Today, no jeweller can claim that he gives a discount on gold because he simply cannot. A jeweller does not decide the price rate of gold. If he gives a discount on that, he stands to lose. Desperate situations may force a jeweller to adjust purity levels of the gold jewellery in the name of discount. Again, practicing this for a long time increases his risk of getting caught.
So, instead of entertaining impractical demands, the jeweller must stand his ground. Indian consumers are deal hunters. But random discounting at the time of closing transactions also discounts the brand. The jeweller should confidently speak about products and other service and policy related matters that build value for the customer.
In the process, the jeweller may lose a few customers. So, an ideal jeweller should be ready to lose a few customers in order to first build its reputation as a non-bargain shop. If the jeweller succeeds in the process, then I strongly believe that many such customers will start valuing the fundamental ideology leading such policies and come back to the stores. This long term and fail-safe approach will build trust in these potential buyers to be converted to future loyal customers.
Thus, the jeweller must believe in himself. But I don’t see that happening as many jewellers yield to random customer demands unfortunately.

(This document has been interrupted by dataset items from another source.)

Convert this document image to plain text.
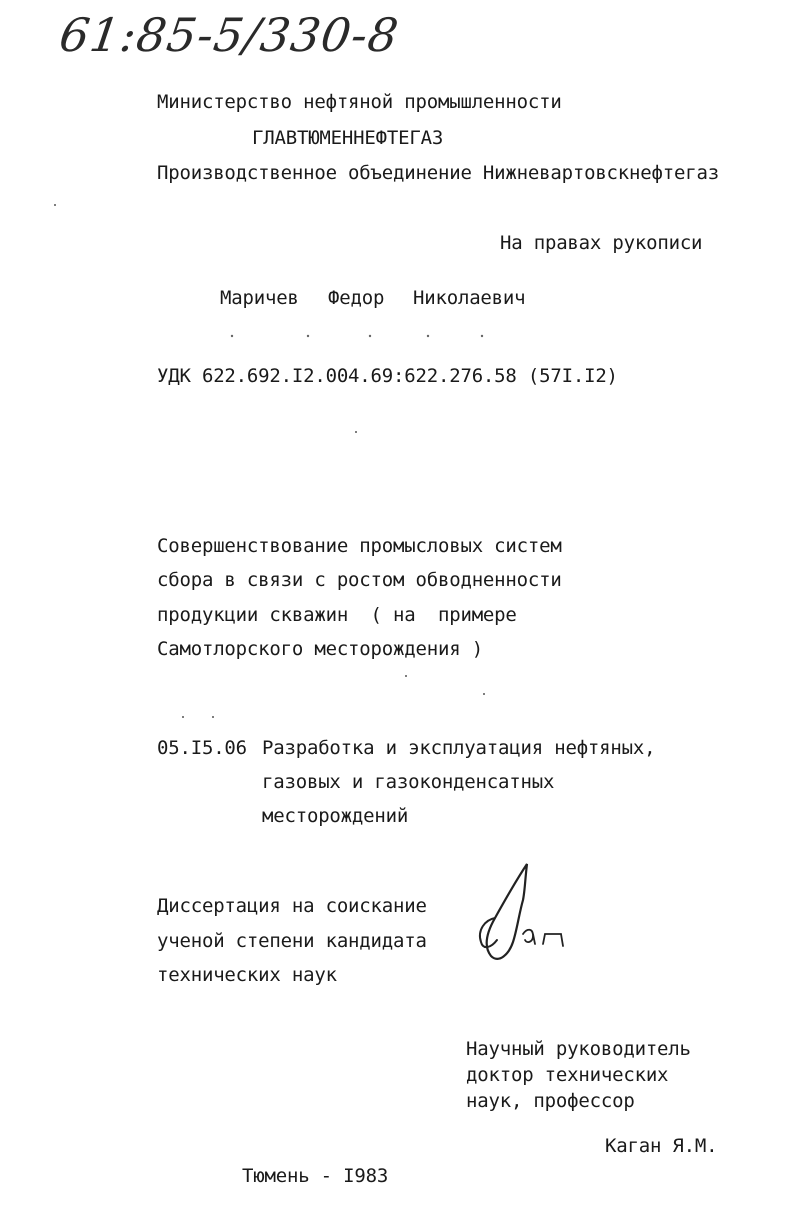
61:85-5/330-8
Министерство нефтяной промышленности
ГЛАВТЮМЕННЕФТЕГАЗ
Производственное объединение Нижневартовскнефтегаз
На правах рукописи
Маричев Федор Николаевич
УДК 622.692.I2.004.69:622.276.58 (57I.I2)
Совершенствование промысловых систем
сбора в связи с ростом обводненности
продукции скважин  ( на  примере
Самотлорского месторождения )
05.I5.06 Разработка и эксплуатация нефтяных,
газовых и газоконденсатных
месторождений
Диссертация на соискание
ученой степени кандидата
технических наук
Научный руководитель
доктор технических
наук, профессор
Каган Я.М.
Тюмень - I983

The solution, as my personal experience suggests, is to apply standard discounts on the making charges. Making charge is where jewelers earn their profit from. If a jeweller adjusts with his profit share, he’ll create a win-win situation for the customer as well. This process should again be applicable for loyal customers only. I also make sure that I extend this facility to those customers who visit through reference from a friend or a relative. This builds trust from the jeweller’s perspective as well.